440K Gallons of Radioactive Water Leaks from Minn. Nuclear Plant

    440K Gallons of Radioactive Water Leaks from Minn. Nuclear Plant
    Last updated Mar 17, 2023
    Image credit: Getty Images [via BBC]


    • Xcel Energy is cleaning up a leak of 400K gallons of water contaminated with radioactive tritium from the Monticello Nuclear Generating Plant in Minnesota after a leak occurred.[1]
    • According to a statement from the utility company, the leaked water "is fully contained on-site" and has not been detected in any local drinking water supplies.[1]
    • Xycel has said that its findings came after monitoring more than two dozen on-site monitoring wells.[2]
    • The leak was first discovered in November 2022, but state officials did not notify the public until Thursday. State officials have said that they waited to notify the public until they had more information, and confirmed that the leak is contained to Xycel property and does not pose an immediate health risk.[3]
    • Xycel said that it notified the federal Nuclear Regulatory Commission and state authorities on Nov. 22, which was the day after the leak was verified.
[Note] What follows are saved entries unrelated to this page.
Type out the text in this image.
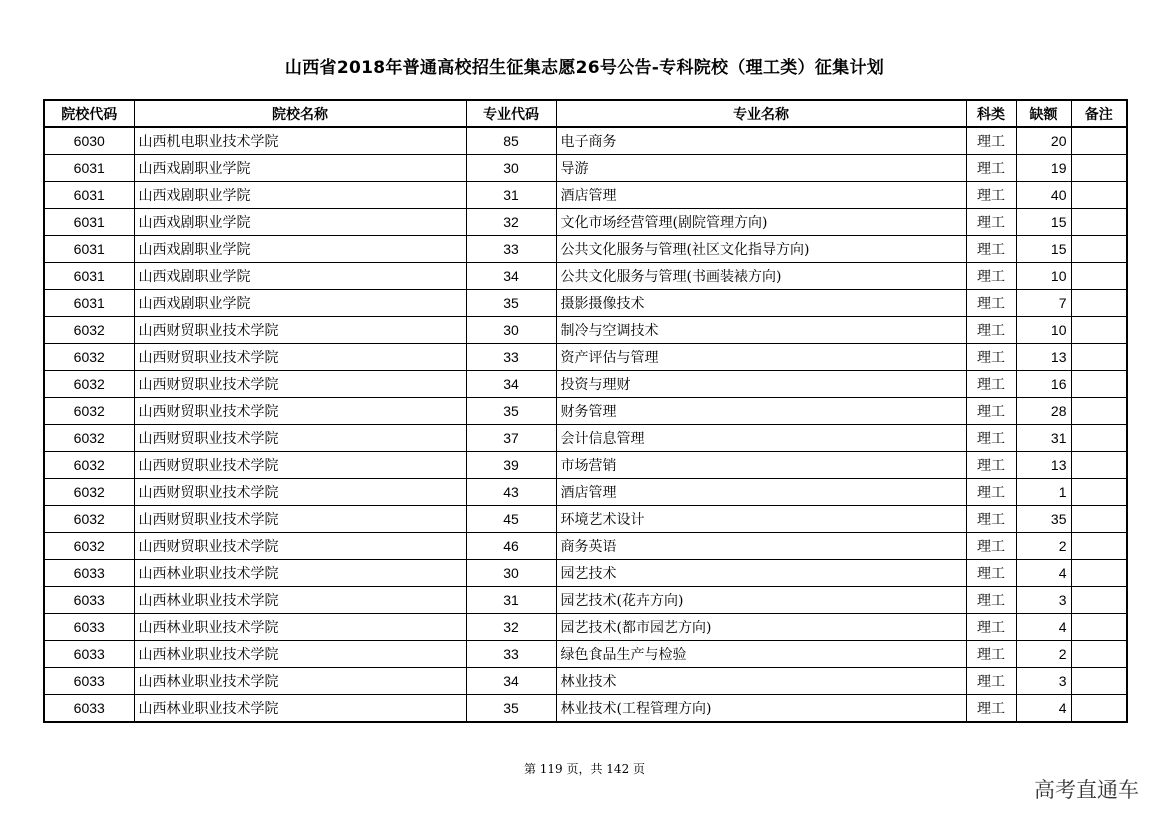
山西省2018年普通高校招生征集志愿26号公告-专科院校（理工类）征集计划
院校代码	院校名称	专业代码	专业名称	科类	缺额	备注
6030	山西机电职业技术学院	85	电子商务	理工	20	
6031	山西戏剧职业学院	30	导游	理工	19	
6031	山西戏剧职业学院	31	酒店管理	理工	40	
6031	山西戏剧职业学院	32	文化市场经营管理(剧院管理方向)	理工	15	
6031	山西戏剧职业学院	33	公共文化服务与管理(社区文化指导方向)	理工	15	
6031	山西戏剧职业学院	34	公共文化服务与管理(书画装裱方向)	理工	10	
6031	山西戏剧职业学院	35	摄影摄像技术	理工	7	
6032	山西财贸职业技术学院	30	制冷与空调技术	理工	10	
6032	山西财贸职业技术学院	33	资产评估与管理	理工	13	
6032	山西财贸职业技术学院	34	投资与理财	理工	16	
6032	山西财贸职业技术学院	35	财务管理	理工	28	
6032	山西财贸职业技术学院	37	会计信息管理	理工	31	
6032	山西财贸职业技术学院	39	市场营销	理工	13	
6032	山西财贸职业技术学院	43	酒店管理	理工	1	
6032	山西财贸职业技术学院	45	环境艺术设计	理工	35	
6032	山西财贸职业技术学院	46	商务英语	理工	2	
6033	山西林业职业技术学院	30	园艺技术	理工	4	
6033	山西林业职业技术学院	31	园艺技术(花卉方向)	理工	3	
6033	山西林业职业技术学院	32	园艺技术(都市园艺方向)	理工	4	
6033	山西林业职业技术学院	33	绿色食品生产与检验	理工	2	
6033	山西林业职业技术学院	34	林业技术	理工	3	
6033	山西林业职业技术学院	35	林业技术(工程管理方向)	理工	4	
第 119 页，共 142 页
高考直通车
Since the leak, Xycel has been pumping groundwater and storing and processing the contaminated water.[4]
    • The water contains tritium, a common by-product of nuclear plant operations. Around a quarter of the leaked tritium has been recovered, and Xcel has said it may build above-ground storage tanks to store the contaminated water.[3]


    Pro-establishment narrative

    While the leak does not pose a risk to the public or the environment, authorities are still taking this situation seriously and working very hard to address the situation. This incident — including its health and environmental consequences — is being carefully monitored and all potential risks are being evaluated.

    Establishment-critical narrative

    Although this leak is not dangerous, and tritium spills happen from time to time, any nuclear leak is still worrying. The nuclear plant is not far from a major city and it could have been a lot worse. Any time a nuclear leak occurs, there is cause for concern — and it took authorities a while to make this information public.